Inconsistent ValueError with timezone offset out of bounds


The timezone offset part of a timestamp must be between -12 and +14 hours. Otherwise it's nonsensical. I'm working with a field of timestamp strings in a pandas dataframe ad some of my timestamps are nonsensical due to the offset being out of this -12 + 14 hour boundary.

A good timestamp:

good = '2019-11-11T07:08:09.640-4:00'

A bad timezone offset

bad = '2019-11-19T22:51:34.619000+17:00'

Another bad timezone offset:

bad2 = '2019-11-11T07:08:09.640-31:00'

Now, if I try to convert these strings to isoformat:

Works as expected:

import dateutil
dateutil.parser.parse(good).isoformat()
'2019-11-11T07:08:09.640000-04:00'

Does not work as expected, returns a timestamp:

dateutil.parser.parse(bad).isoformat()
'2019-11-19T22:51:34.619000+17:00'

Works as expected, I get an error message (Which I could subsequently use in a if else, try, catch block)

dateutil.parser.parse(bad2).isoformat()
Traceback (most recent call last):
  File "<input>", line 1, in <module>
ValueError: offset must be a timedelta strictly between -timedelta(hours=24) and timedelta(hours=24).

Why do I get a error message on bad2 and not bad when they both have out of bounds time zone offsets


Solution

  • This is simply the bounds of time zone offsets in Python - as noted in the error message, offsets are bounded to be at most ±24h, which is consistent with your findings. It is not related to the current maximum and minimum offsets in real time zones, other than the fact that it would be a problem if the bounds did not allow all real time zones to be represented.

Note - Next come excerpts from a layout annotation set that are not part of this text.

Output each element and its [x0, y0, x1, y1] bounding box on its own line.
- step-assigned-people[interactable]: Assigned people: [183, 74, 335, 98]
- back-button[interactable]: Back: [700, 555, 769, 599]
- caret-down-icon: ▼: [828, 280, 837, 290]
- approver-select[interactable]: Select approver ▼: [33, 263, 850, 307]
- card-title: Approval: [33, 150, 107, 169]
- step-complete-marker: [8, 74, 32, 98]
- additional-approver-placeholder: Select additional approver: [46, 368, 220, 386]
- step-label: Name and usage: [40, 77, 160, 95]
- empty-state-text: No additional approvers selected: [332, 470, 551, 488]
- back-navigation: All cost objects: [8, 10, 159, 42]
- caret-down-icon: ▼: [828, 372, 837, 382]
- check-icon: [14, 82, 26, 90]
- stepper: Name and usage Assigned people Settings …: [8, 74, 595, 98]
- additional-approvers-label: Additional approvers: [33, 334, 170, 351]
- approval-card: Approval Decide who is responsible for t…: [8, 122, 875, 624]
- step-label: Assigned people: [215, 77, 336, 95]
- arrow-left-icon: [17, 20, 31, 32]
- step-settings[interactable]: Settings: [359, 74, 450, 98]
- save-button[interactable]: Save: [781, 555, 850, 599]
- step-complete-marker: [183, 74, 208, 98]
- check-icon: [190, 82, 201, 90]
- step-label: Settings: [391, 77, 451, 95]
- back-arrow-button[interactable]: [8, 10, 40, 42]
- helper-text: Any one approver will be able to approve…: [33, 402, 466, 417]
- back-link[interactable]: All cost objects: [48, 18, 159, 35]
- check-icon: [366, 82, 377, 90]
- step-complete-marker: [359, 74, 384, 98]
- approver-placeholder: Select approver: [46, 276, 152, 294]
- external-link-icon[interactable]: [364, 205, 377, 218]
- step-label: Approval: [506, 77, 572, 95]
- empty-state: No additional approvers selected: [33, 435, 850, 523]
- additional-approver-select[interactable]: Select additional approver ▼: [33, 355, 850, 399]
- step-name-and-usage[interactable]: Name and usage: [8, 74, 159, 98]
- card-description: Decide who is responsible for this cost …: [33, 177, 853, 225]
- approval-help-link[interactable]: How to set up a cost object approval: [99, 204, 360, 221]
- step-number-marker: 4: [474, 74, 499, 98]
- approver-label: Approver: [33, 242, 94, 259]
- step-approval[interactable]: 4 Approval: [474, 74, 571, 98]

    There is no simple way to get datetime or dateutil to fail in the way you want because the bounds are not configurable. If you want to detect offsets outside +14/-12 or whatever arbitrary restriction, you'll need to check utcoffset, like so:

    if not (timedelta(hours=-12) < dt.utcoffset() < timedelta(hours=14)):
        raise ValueError(...)
    

    That said, I don't recommend this course of action unless you know that some of your strings have this particular error mode. One thing you will learn dealing with datetimes and time zones is that putting arbitrary restrictions on them is rarely a good idea, because some random country somewhere will decide to make a rule that violates your neat "practical" restriction. I am even mildly wary of the ±24h offset restriction in tzinfo, but that is built into the language and it is at least unlikely that a real offset will violate it any time soon.